A UN committee wants Portugal to ban under-18s from getting married or going to bullfights.
It is also trying to get spanking – and any other ‘corporal punishment’ – outlawed, as well as stem the tide of very small children ‘taken into care’
At a time when spanking has just been banned in Scotland, the UN committee for Children’s Rights has come up with a whole bucket-list of wishes.
Driving concerns is the practice of removing children from ‘poor families’ and putting them into care where they can languish for years in institutions.
Say reports, the committee believes poverty “should never be a motive for removing children from their family”.
Thus focus on Portugal’s application of the Convention on the Rights of the Child “defends that Portugal should adopt a strategy of general de-institutionalisation, guaranteeing the existence of foster homes throughout the country and taking all necessary measures to avoid removing children from their families”.
If despite offering adequate support to vulnerable families, children are still ‘removed’, any over the age of six should be placed with a foster family “and never in an institution”.
Regarding the whole issue of poverty, the committee that it is concerned by “persistent salary inequalities” and the risks facing children living in ‘non-conventional housing’ (principally gypsies and those of African descent).
In this regard, investigators want Portugal to “evaluate the impact on children of policies of austerity applied during the years of the centre-right government of Passos Coelho (2011-2014).

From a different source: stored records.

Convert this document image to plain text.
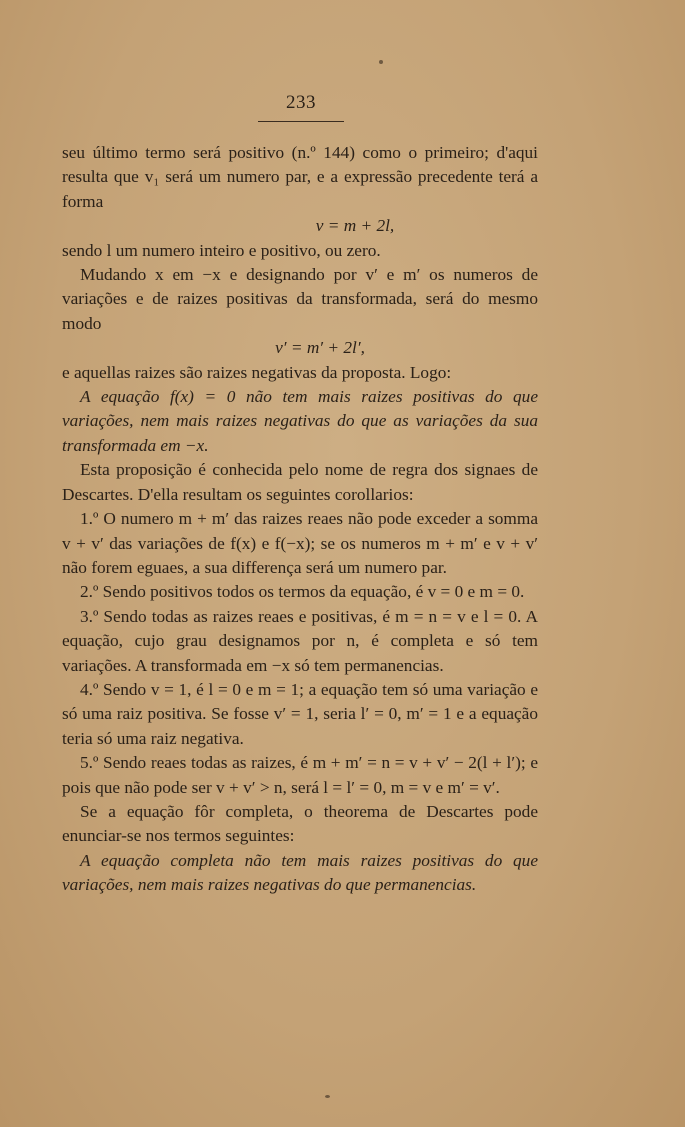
233

seu último termo será positivo (n.º 144) como o primeiro; d'aqui resulta que v₁ será um numero par, e a expressão precedente terá a forma

v = m + 2l,

sendo l um numero inteiro e positivo, ou zero.

Mudando x em −x e designando por v′ e m′ os numeros de variações e de raizes positivas da transformada, será do mesmo modo

v′ = m′ + 2l′,

e aquellas raizes são raizes negativas da proposta. Logo:

A equação f(x) = 0 não tem mais raizes positivas do que variações, nem mais raizes negativas do que as variações da sua transformada em −x.

Esta proposição é conhecida pelo nome de regra dos signaes de Descartes. D'ella resultam os seguintes corollarios:

1.º O numero m + m′ das raizes reaes não pode exceder a somma v + v′ das variações de f(x) e f(−x); se os numeros m + m′ e v + v′ não forem eguaes, a sua differença será um numero par.

2.º Sendo positivos todos os termos da equação, é v = 0 e m = 0.

3.º Sendo todas as raizes reaes e positivas, é m = n = v e l = 0. A equação, cujo grau designamos por n, é completa e só tem variações. A transformada em −x só tem permanencias.

4.º Sendo v = 1, é l = 0 e m = 1; a equação tem só uma variação e só uma raiz positiva. Se fosse v′ = 1, seria l′ = 0, m′ = 1 e a equação teria só uma raiz negativa.

5.º Sendo reaes todas as raizes, é m + m′ = n = v + v′ − 2(l + l′); e pois que não pode ser v + v′ > n, será l = l′ = 0, m = v e m′ = v′.

Se a equação fôr completa, o theorema de Descartes pode enunciar-se nos termos seguintes:

A equação completa não tem mais raizes positivas do que variações, nem mais raizes negativas do que permanencias.
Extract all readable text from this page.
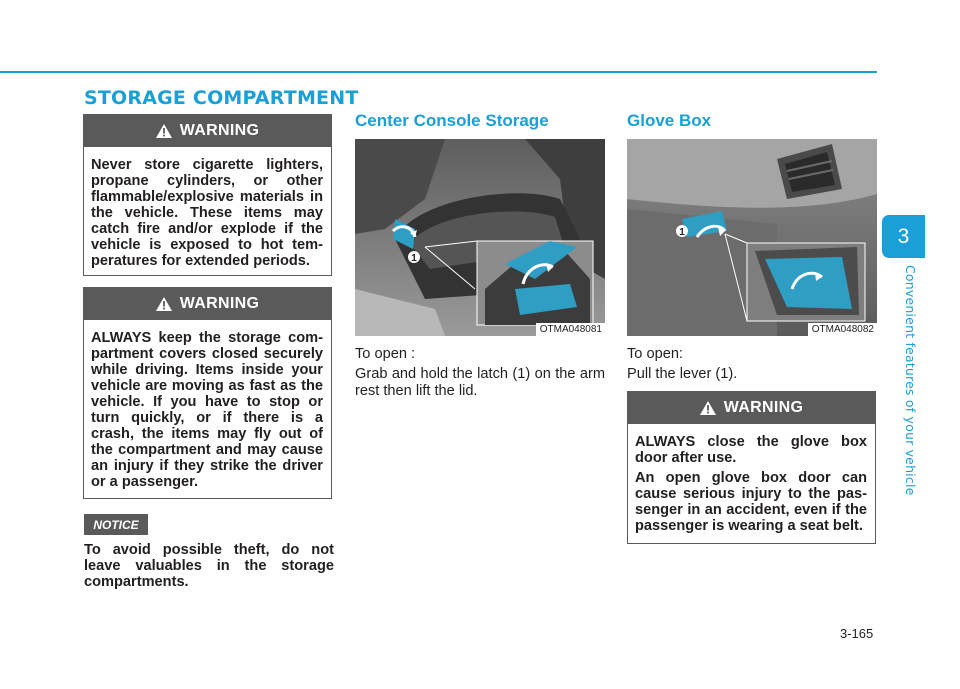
STORAGE COMPARTMENT
WARNING

Never store cigarette lighters, propane cylinders, or other flammable/explosive materials in the vehicle. These items may catch fire and/or explode if the vehicle is exposed to hot temperatures for extended periods.

WARNING

ALWAYS keep the storage compartment covers closed securely while driving. Items inside your vehicle are moving as fast as the vehicle. If you have to stop or turn quickly, or if there is a crash, the items may fly out of the compartment and may cause an injury if they strike the driver or a passenger.

NOTICE
To avoid possible theft, do not leave valuables in the storage compartments.
Center Console Storage
1
OTMA048081
To open :
Grab and hold the latch (1) on the arm rest then lift the lid.
Glove Box
1
OTMA048082
To open:
Pull the lever (1).
WARNING

ALWAYS close the glove box door after use.

An open glove box door can cause serious injury to the passenger in an accident, even if the passenger is wearing a seat belt.

3
Convenient features of your vehicle
3-165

It’s at this point that reports highlight the committee’s lurch from poverty to teenage marriage and bullfights.
There’s no instant explanation for the change of tack, just that the committee “insists” that the country “withdraw all exceptions that allow marriage before the age of 18” and “recommends” that the age for admission to a bullfight should be 18.
Other hopes are for an increase in the number of shelters for child victims of domestic violence, abuse and/ or neglect, and “complete prohibition of corporal punishment” of any type.
Another strident concern is that Portugal still has no ‘national strategy for children’ and appears to be dragging its heels (“unnecessary delays”) in getting one approved.
Says the committee, the lack of this strategy actually jeopardises the whole process of monitoring Portugal’s application of the European convention.